Opposition dure à l'idée d'un traité sur le commerce des armes par des pays sceptiques comme l'Egypte, la Syrie, l'Algérie, l'Iran, Cuba et la Corée du Nord, qui rejettent les principes fondamentaux des droits humains et du droit international.
-* Le P5, c'est à dire les pays membres permanents du Conseil de Sécurité et par ailleurs principaux exportateurs d'armes (Chine, Etats-Unis, France, Royaume-Uni, Russie) a fait plusieurs déclarations communes, qui portent cependant plus sur des aspects de procédure que sur des questions de fond. Lorsqu'ils ont agi individuellement, les membres du P5 ont montré autant de différence que de points d'accord.
-** Les Etats-Unis ont durci leur position contre l'inclusion des munitions dans le traité et défendu des dispositions plus faibles sur la questions de critères – voulant ainsi affaiblir le critère de respect des droits de l'Homme. Ils disposent du soutien de pays importants, tels que l'Inde.
-** Le Royaume-Uni a fait des déclarations fortes en faveur de critères rigoureux afin de prévenir tous les transferts d'armes qui violeraient les droits de l'Homme, le droit humanitaire international, mettrait en péril le développement socio-économique, ou faciliterait la corruption.
-** La Chine s'est prononcée en faveur d'une liste réduite d'armes concernées par le traité, et considère qu'il n'y a pas lieu d'inclure des mesures anti-corruption dans le traité. La délégation chinoise veut exclure les dons du champ du traité et veut que le traité se concentre sur le commerce illicite. Ils restent sceptiques sur le besoin de disposition mentionnant les droits de l'Homme et le droit international humanitaire.
-** La France s'est prononcée en faveur d'un traité largement exhaustif en ce qui concerne les types d'armes et de transferts à contrôler. Elle pousse également pour que tout transfert soit interdit dès lors qu'il présente un risque substantiel de contribuer à des graves violations des droits de l'Homme ou du droit international humanitaire, et insiste pour que des clés, comme l'impact sur le développement ou les risques de corruption soient pris en compte au moment d'autoriser ou non une exportation. Elle reste encore cependant très évasive sur le degré de transparence attendu des Etats, et sur le détail des rapports publics que chaque Etat partie devrait produire tous les ans sur ses transferts d'armes.
– Le groupe des pays progressistes qui soutiennent un traité global et robuste inclut : l'Allemagne, l'Australie, le CARICOM, le Japon, le Mexique, la Norvège, la Nouvelle-Zélande et la Suède.
Le groupe africain voit sa liberté d'action limitée par l'Egypte, qui bloque ses déclarations progressistes, mais il existe un fort soutien de la part de l'Afrique subsaharienne – notamment de la CEDEAO, de l'Afrique centrale et de l'Afrique orientale.
L'Italie s'est démarquée de ses partenaires européens en demandant spécifiquement que les armes légères « non-militaires », utilisées pour des fins de sport ou de chasse, soient exclues du traité. L'Union européenne, toute l'Afrique subsaharienne, le CARICOM, le Mexique et d'autres délégations considèrent quel es pays ne pourront jamais s'entendre sur ce qui distingue les armes légères militaires des armes non-militaires, et que les pays devront assumer la responsabilité de tous les types d'armes légères, qu'elles soient des fusils d'assaut ou des pistolets. Le traité sur le commerce des armes n'empêcherait pas la chasse et les activités de tir sportif – grâce aux systèmes de permis d'armes – mais mettrait un coup d'arrêt aux transferts d'armes de ce type aux criminels de guerre.
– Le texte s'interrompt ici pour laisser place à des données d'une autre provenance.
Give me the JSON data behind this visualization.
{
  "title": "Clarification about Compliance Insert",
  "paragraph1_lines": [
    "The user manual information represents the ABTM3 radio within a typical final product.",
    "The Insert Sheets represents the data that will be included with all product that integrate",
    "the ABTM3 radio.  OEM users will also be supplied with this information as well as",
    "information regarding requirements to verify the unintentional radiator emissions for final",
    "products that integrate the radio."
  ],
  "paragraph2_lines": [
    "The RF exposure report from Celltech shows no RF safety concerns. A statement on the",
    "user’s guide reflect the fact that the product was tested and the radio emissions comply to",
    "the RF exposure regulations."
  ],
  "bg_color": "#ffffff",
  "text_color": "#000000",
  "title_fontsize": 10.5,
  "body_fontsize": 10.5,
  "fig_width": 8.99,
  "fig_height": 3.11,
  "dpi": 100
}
Inquiétude de Control Arms concernant les documents de travail du traité

Du fait des manœuvres dilatoires exercées par le groupe des pays sceptiques, les délégations doivent encore finaliser leurs commentaires sur tous les éléments clés du traité. Lorsque cette procédure aura pris fin, le président de la conférence pourra incorporer tous les commentaires portant sur chaque élément clé dans un projet de texte de traité. Ce projet constituera la base des négociations pour le traité final.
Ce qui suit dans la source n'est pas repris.